Despite the evident strengths and wealth of insights that can be gathered from adopting a within-person approach —and from idiographic analysis in particular—, the adoption of this lens in education research has been relatively limited compared to other fields like psychology [67]. In psychology, such a lens has been extensively used to examine individual differences and temporal patterns in constructs such as mood and cognition [26]. In turn, education has been slower to integrate within-person analysis, largely due to systemic challenges such as a historical reliance on nomothetic paradigms [68], a lack of expertise in temporal analyses, and the complexity of collecting repeated, high-resolution data from individuals [4].
However, although the idiographic approach has not been that common in educational research, its practical applicability has been exploited to a somewhat larger extent. For example, personalized learning analytics dashboards are heavily utilized for students to be able to visualize their own data, monitor their progress, and —ideally— obtain actionable feedback [38, 69, 70]. Students in special education have been given individualized support based on their own specific needs. Lastly, adaptive learning technologies use idiographic principles to recommend customized content and pacing [56].
Lastly, it is worth noting that idiographic methods may require a privacy and ethics framework of their own [39]. On the one hand, idiographic analysis alleviates some of the concerns related to the nomothetic approach [38], since the results yielded from this analysis are completely individualized and therefore do not undermine minorities or suffer from the generalizability issues underlined in this chapter.

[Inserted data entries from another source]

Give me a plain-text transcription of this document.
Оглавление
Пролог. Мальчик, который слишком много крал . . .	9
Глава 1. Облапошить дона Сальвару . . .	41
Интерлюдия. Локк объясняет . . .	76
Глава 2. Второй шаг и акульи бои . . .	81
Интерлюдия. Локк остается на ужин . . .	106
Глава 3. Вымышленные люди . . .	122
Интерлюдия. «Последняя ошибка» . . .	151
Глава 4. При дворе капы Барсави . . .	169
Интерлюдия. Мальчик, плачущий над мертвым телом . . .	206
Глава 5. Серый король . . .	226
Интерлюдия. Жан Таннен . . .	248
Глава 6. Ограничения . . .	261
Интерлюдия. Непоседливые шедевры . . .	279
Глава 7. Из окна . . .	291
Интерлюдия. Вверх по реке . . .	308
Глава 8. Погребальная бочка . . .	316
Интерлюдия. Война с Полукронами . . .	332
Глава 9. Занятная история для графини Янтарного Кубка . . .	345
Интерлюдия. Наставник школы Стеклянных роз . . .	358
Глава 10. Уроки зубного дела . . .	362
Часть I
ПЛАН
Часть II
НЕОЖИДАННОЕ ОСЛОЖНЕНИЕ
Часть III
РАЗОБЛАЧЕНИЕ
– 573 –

However, this comes at the expense of intensive data collection for each single individual, often involving sensitive data [39].. As such, additional safeguards must be in place to protect participants’ confidentiality.
Throughout the subsequent chapters of the book, we showcase various methods suitable for within-person and idiographic analysis, accompanied by hands-on tutorials in R. For instance, we describe how to apply different forms of regression to capture between- and within-person relationships [21]. In another chapter we introduce psychological networks and demonstrate their application in modeling both contemporaneous and temporal between and within-person relationships, including the use of graphical VAR techniques [22]. Lastly, we also explore the use of automatic ML to scale the application of ML algorithms for idiographic analysis [23].